Looking back but moving forward...

Sorry it's a long one!!

I have to say that through this last year, I have felt very weak at times, wanting to give up at others, and feeling extremely overwhelmed by all the tasks that I was now solely responsible for.

And as annoying as it got to hear so many people tell me how strong I was and that I was an inspiration to them for how I was dealing with things in my life under the current situation, I didn't see it, I didn't feel it - but deep down that's what kept me afloat when I was all but sinking.  My struggles have been real and they have been hard, they've been emotional, spiritual, and physical.  And when you feel like your whole world was yanked from under your feet trying to find solid ground again becomes difficult.  At times it doesn't feel possible.  I'm not perfect, I struggle with lots of things, but I try to be a good person and do what's right and when I realize I've gotten of course, I do what's needed to make those course corrections.

I have friends right now facing their own struggles.  One's I don't want! One's I think are very TOUGH compared to mine.  But if I could make their burdens any lighter I would in a heartbeat.
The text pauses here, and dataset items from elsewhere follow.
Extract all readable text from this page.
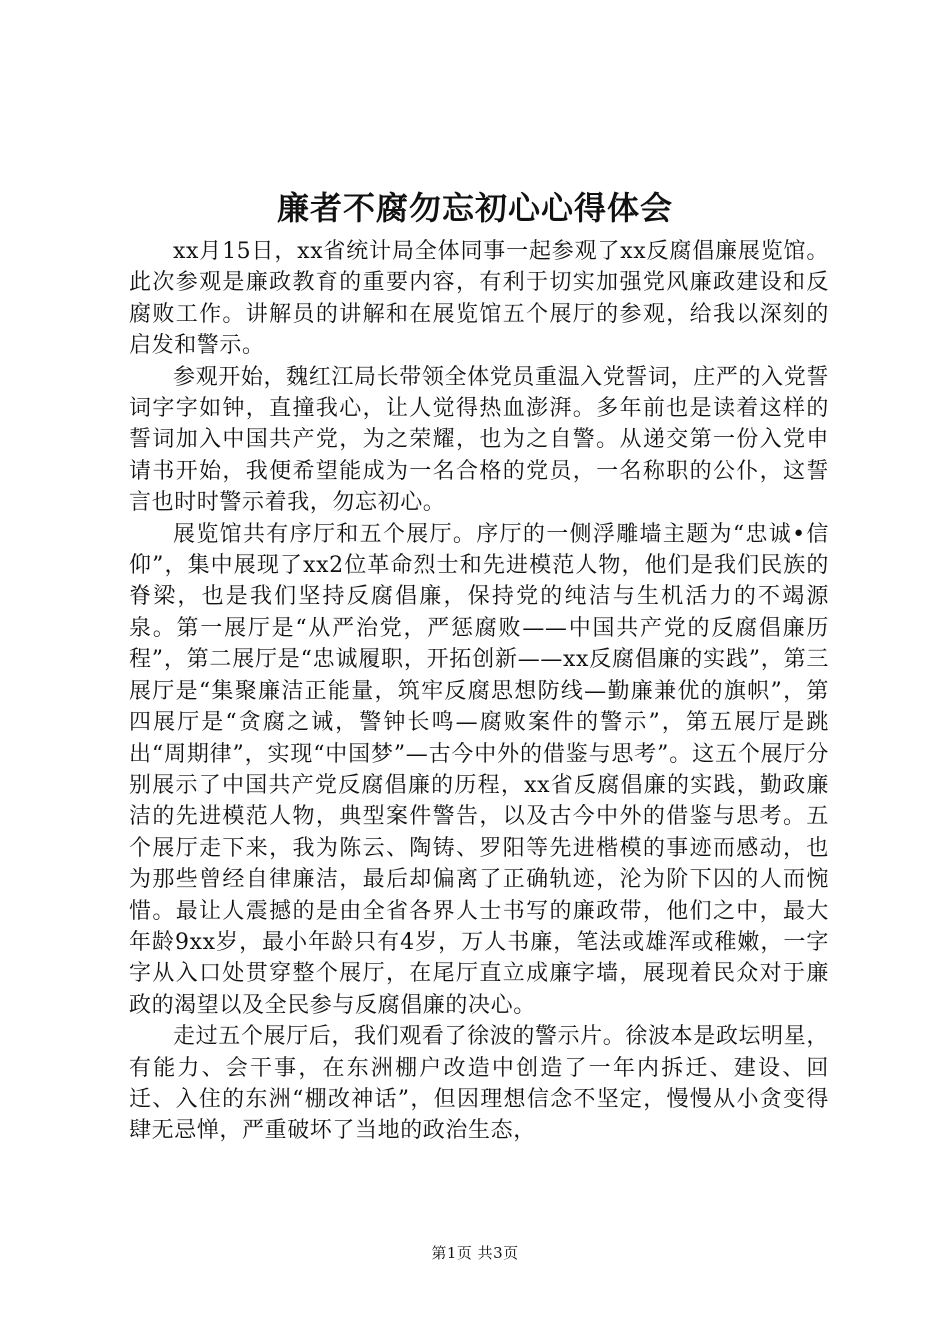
廉者不腐勿忘初心心得体会

xx月15日，xx省统计局全体同事一起参观了xx反腐倡廉展览馆。此次参观是廉政教育的重要内容，有利于切实加强党风廉政建设和反腐败工作。讲解员的讲解和在展览馆五个展厅的参观，给我以深刻的启发和警示。

参观开始，魏红江局长带领全体党员重温入党誓词，庄严的入党誓词字字如钟，直撞我心，让人觉得热血澎湃。多年前也是读着这样的誓词加入中国共产党，为之荣耀，也为之自警。从递交第一份入党申请书开始，我便希望能成为一名合格的党员，一名称职的公仆，这誓言也时时警示着我，勿忘初心。

展览馆共有序厅和五个展厅。序厅的一侧浮雕墙主题为“忠诚•信仰”，集中展现了xx2位革命烈士和先进模范人物，他们是我们民族的脊梁，也是我们坚持反腐倡廉，保持党的纯洁与生机活力的不竭源泉。第一展厅是“从严治党，严惩腐败——中国共产党的反腐倡廉历程”，第二展厅是“忠诚履职，开拓创新——xx反腐倡廉的实践”，第三展厅是“集聚廉洁正能量，筑牢反腐思想防线—勤廉兼优的旗帜”，第四展厅是“贪腐之诫，警钟长鸣—腐败案件的警示”，第五展厅是跳出“周期律”，实现“中国梦”—古今中外的借鉴与思考”。这五个展厅分别展示了中国共产党反腐倡廉的历程，xx省反腐倡廉的实践，勤政廉洁的先进模范人物，典型案件警告，以及古今中外的借鉴与思考。五个展厅走下来，我为陈云、陶铸、罗阳等先进楷模的事迹而感动，也为那些曾经自律廉洁，最后却偏离了正确轨迹，沦为阶下囚的人而惋惜。最让人震撼的是由全省各界人士书写的廉政带，他们之中，最大年龄9xx岁，最小年龄只有4岁，万人书廉，笔法或雄浑或稚嫩，一字字从入口处贯穿整个展厅，在尾厅直立成廉字墙，展现着民众对于廉政的渴望以及全民参与反腐倡廉的决心。

走过五个展厅后，我们观看了徐波的警示片。徐波本是政坛明星，有能力、会干事，在东洲棚户改造中创造了一年内拆迁、建设、回迁、入住的东洲“棚改神话”，但因理想信念不坚定，慢慢从小贪变得肆无忌惮，严重破坏了当地的政治生态，

第1页 共3页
My wish is for everyone to not be so quick to pass judgement on someone else.  That person might just be having some real struggles going on that you know nothing of, and they might be a pivotal point where your actions towards them, or your words said aloud to them can push them over the edge if they aren't kind words.  We need to look for the good in others. After all we are all children of a loving heavenly father - who loves us and we should love him.

If it wasn't for everyone who has prayed and might be praying still for my kids and I - I'd for sure be swallowed up in the massive depths of despair and loneliness never to surface and be social and helpful ever again.  I know I say I have to do everything alone now that Chris has been gone for over 14 months, but really I know I'm not doing it alone.  Sometimes my vision gets clouded over and I don't exactly see the help from others.  Sometimes it's just a simple comment, a smile, or a hug - or leaders and friends that do so much for my children that I can't do.

The burden has been heavy at times, until I reach heavenward and invoke the powers of the atonement to help ease the pains and grief that I'm experiencing.   Even as I write this, my eyes are drenched with tears knowing where I was when this all happened and where I am now and where I'm headed still.

Everyday we have a chance to make a difference and I'm so grateful that so many of you have reached out to me right when it was needed.  Loosing a spouse (or any loved one) isn't easy with or without the gospel.  But with the gospel it is more bearable and becomes easier to carry that load. Just because you might be a good person doesn't mean "bad or terrible" things aren't going to happen.  It's how you deal and handle it that defines who you are.

I was feeling weak, very weak for awhile, but I feel I've found my footing again and am pressing forward with a steadfastness in Christ and holding firm to the rod that will take me back to my heavenly father, and I hope that along the way I can help others that are struggling. I know the realness of it, and how easy it is to slip into not thinking its worth it, but you know what it is!

Life is worth living and it's our privilege to be here!  We have bad times and hard days but we're not designed to be sad and depressed because things aren't going according to plan.  And if it's not going according to your plan then maybe that's the lords way of saying I have a different plan for you.